On days when there was little work at the construction site, Hashem was assigned small jobs like working in a vegetable garden.
“One day I was forced to climb a tree to trim some branches. Suddenly I fell from the tree and became unconscious. I was taken to a hospital where I had to spend three months. I had to have surgery and use a wheelchair for three months as my spine was fractured,” he said.
The ill-fated man returned home empty-handed. “Migration gave me nothing but pain... I never want to go abroad again,” he said, adding that when he approached the local broker for compensation, he refused to pay.
Mohammad Niaz Uddin, another migrant worker from Sitakunda of Chittagong, went to Kuwait through a middleman in 2012. He had to spend Tk 2.5 lakh to go there.
“The dalal promised me a job at a chicken farm with a monthly salary of TK 20,000 ... After arriving in Kuwait, I found myself unemployed for six months. I had to spend money that I had earned in Bangladesh to survive...,” he said.
Niaz worked at different places and managed some part-time jobs in a shopping mall as a janitor.
He also worked at a vegetable garden with a monthly salary of only Tk 7,000. “After my daily expenses, I had no money to send home.” He worked there for almost four years, but could neither save nor send any money home due to the poor salary. Eventually, he returned home in October 2015.
“My father had to sell his livestock to help clear my debts. Now we have no other source of income,” he lamented. He could not find a job in Bangladesh yet.
The exploitation and sufferings of the migrants at the hands of the agents and the brokers came out in the stories of 150 Bangladeshis in a book titled “Untold Stories of Migrants: Dreams and Realities” published by Refugee and Migratory Movements Research Unit (RMMRU).
The nexus of agents and brokers compels migrants to pay money in phases from the beginning to the end of contracts.
They take 80 percent money as profit and spend only 20 percent for processing visas.
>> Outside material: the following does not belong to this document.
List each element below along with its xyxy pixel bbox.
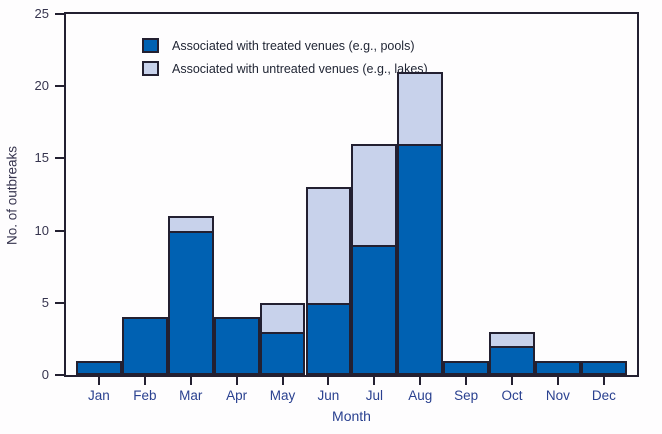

The RMMRU and Transparency International Bangladesh (TIB) recently made public the information from their separate findings.
The sending of workers abroad is almost entirely controlled by brokers, said TIB Executive Director Dr Iftekharuzzaman after releasing a report titled “Good Governance in Labour Migration Process: Problem and Way Out” on March 9.
The corruption watch-dog in its report stated that around 90 percent of five lakh Bangladeshi male workers had to pay two to three times the usual migration cost last year to obtain work visas for seven countries, including five in the Middle East.